I will apply this to my own life. I will stop rushing myself to that end place that only exists in my mind. I will enjoy my journey. I will take the time to really hear, to really see, to really feel. I will spend time with my little girl, and love her the best that I can. I will love all of the people around me, and I will take the time to really see them. I will take the time to learn to love myself again to. I will learn to trust myself again. To see and hear myself. I will take better care of me.
I don’t know if that will win me any awards. I don’t know if I will ever be anything special or significant. I don’t know if that will bring me validation from others, but for the first time ever, I just don’t really give a fuck.
So this is my new mantra:
I’m ready to be open.
I’m ready to connect.
I’m ready to be positive.
I’m ready to accept.
I’m ready to grow with the rest of you.
I’m ready to slow down and see.
I’m excited for what my future holds.
I’m ready to just be.
Thank you to Daniel Aguilar for your courage, kind words, trust, and your acute eyesight, which allowed me to open my own.

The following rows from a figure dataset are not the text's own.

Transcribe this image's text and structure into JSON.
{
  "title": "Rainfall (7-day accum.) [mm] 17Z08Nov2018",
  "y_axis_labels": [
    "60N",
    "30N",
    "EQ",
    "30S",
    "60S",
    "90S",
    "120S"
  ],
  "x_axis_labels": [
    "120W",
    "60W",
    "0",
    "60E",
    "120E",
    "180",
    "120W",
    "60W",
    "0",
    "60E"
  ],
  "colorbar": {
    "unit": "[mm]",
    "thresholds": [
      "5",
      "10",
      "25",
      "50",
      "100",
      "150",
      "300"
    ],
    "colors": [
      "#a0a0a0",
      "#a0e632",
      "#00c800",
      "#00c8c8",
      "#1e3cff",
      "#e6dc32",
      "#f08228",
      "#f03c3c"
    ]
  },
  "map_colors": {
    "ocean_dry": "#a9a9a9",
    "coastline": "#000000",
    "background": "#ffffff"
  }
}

Thank you Huy Nguyen for your wisdom, encouragement, laughter and hugs, thank you for late night conversations, and for being an ear for what I needed to say the most.
Thank you Citlalli Rico for your friendship, for your sweet heart, for your artistry and for being a ray of sunshine when I felt dark and low. (and for that awesome picture of me busting my butt!)
Thank you to my incredibly supportive team, Paul, Randy, Maggie and Lionel, for encouraging me and giving me the thumbs up on even my tiniest successes, and helping me to understand that they are equally as important, if not more than my big ones. Thank you for sharing yourselves with me, through your work, and for being so open and willing to learn together.
Thank you to all of the support staff who ran this incredible workshop. I can’t say it enough. Thank you. Thank you.